Rape kit tracking system plan advances amid SC’s continued testing backlog

VIDEO: Rape kit tracking system plan advances amid SC’s continued testing backlog

CHARLESTON, S.C. (WCSC) - A bill to create a statewide tracking system for rape kits in South Carolina will go before a Senate subcommittee next week.

It’s the latest step in an effort to create a way for survivors of sexual assault to easily find out where their evidence is in the testing process or know which agency is in control of their evidence.

Advocacy groups, like Charleston’s People Against Rape, say the potential impacts of such a system would provide hope for survivors.

“To make that decision to have this very invasive exam conducted to collect evidence, is huge,” said Djuanna Brockington, the interim executive director for PAR. “To know that someone on the other end is dedicated to ensuring that this information is stored appropriately, that it’s tracked appropriately, and eventually will be tested, means there is hope that whoever did this insidious thing will be held accountable for their actions.”

A backlog of rape kits still exists in the Palmetto State, despite more awareness and increased efforts to account for and test sexual assault evidence in recent years.

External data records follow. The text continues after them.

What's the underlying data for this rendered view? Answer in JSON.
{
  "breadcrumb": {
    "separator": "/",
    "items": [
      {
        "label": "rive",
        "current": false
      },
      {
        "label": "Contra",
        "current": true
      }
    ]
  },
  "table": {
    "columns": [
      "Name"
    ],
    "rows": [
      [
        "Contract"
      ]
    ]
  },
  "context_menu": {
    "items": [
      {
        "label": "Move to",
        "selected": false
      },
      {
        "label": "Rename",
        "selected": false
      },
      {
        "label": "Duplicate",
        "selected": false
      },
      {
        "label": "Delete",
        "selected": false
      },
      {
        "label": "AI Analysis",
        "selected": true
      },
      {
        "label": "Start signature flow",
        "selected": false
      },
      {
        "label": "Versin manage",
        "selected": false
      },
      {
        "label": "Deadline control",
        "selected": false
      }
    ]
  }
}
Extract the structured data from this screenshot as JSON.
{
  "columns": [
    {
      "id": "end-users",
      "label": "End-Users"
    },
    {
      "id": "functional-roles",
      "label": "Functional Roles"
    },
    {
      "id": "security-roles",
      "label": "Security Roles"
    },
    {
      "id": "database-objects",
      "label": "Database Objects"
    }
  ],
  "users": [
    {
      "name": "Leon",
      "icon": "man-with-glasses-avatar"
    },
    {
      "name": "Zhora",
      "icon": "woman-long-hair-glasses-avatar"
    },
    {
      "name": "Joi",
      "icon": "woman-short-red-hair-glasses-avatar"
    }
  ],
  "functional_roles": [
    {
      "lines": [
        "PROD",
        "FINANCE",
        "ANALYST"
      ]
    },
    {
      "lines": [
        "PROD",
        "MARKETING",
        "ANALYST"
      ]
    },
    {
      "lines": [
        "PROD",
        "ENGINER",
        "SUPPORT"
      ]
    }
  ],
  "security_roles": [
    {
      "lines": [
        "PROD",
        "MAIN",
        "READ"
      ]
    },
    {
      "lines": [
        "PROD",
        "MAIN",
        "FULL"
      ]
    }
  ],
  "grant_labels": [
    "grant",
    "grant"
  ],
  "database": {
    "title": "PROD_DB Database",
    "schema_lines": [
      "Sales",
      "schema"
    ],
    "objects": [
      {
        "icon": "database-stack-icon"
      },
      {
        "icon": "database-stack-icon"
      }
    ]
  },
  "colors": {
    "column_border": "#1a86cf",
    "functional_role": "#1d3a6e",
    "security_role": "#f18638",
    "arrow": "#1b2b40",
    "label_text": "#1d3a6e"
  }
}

According to the South Carolina Law Enforcement Division, 1333 criminal sexual conduct cases submitted to SLED’s forensic lab were awaiting testing as of Dec. 31, 2019.

Brockington believes a lack of resources and funding have held South Carolina leaders back from passing this legislation sooner.

“It’s having the money. It’s having the man-power,” Brockington said. “Not only do you have to store these, but you have to test them. You have to have trained staff to do that. You’ve got to have labs to send them to, so it’s a myriad of things.”

Brockington believes a rape tracking system could help prevent violent, sexual attacks and help law enforcement officers solve other crimes.

“We know that sexual predators often commit other types of crimes, so the DNA, tracking these rape kits and using the DNA could help also potentially solve other crimes,” Brockington said. “It gives the message to the perpetrator that we take this seriously and we’re coming for you. That could serve as a deterrent.”

The Sexual Assault Tracking System bill garnered unanimous support from the South Carolina House in 2019. Now, it will go before the Senate’s judiciary subcommittee on Feb. 5 at 9 a.m.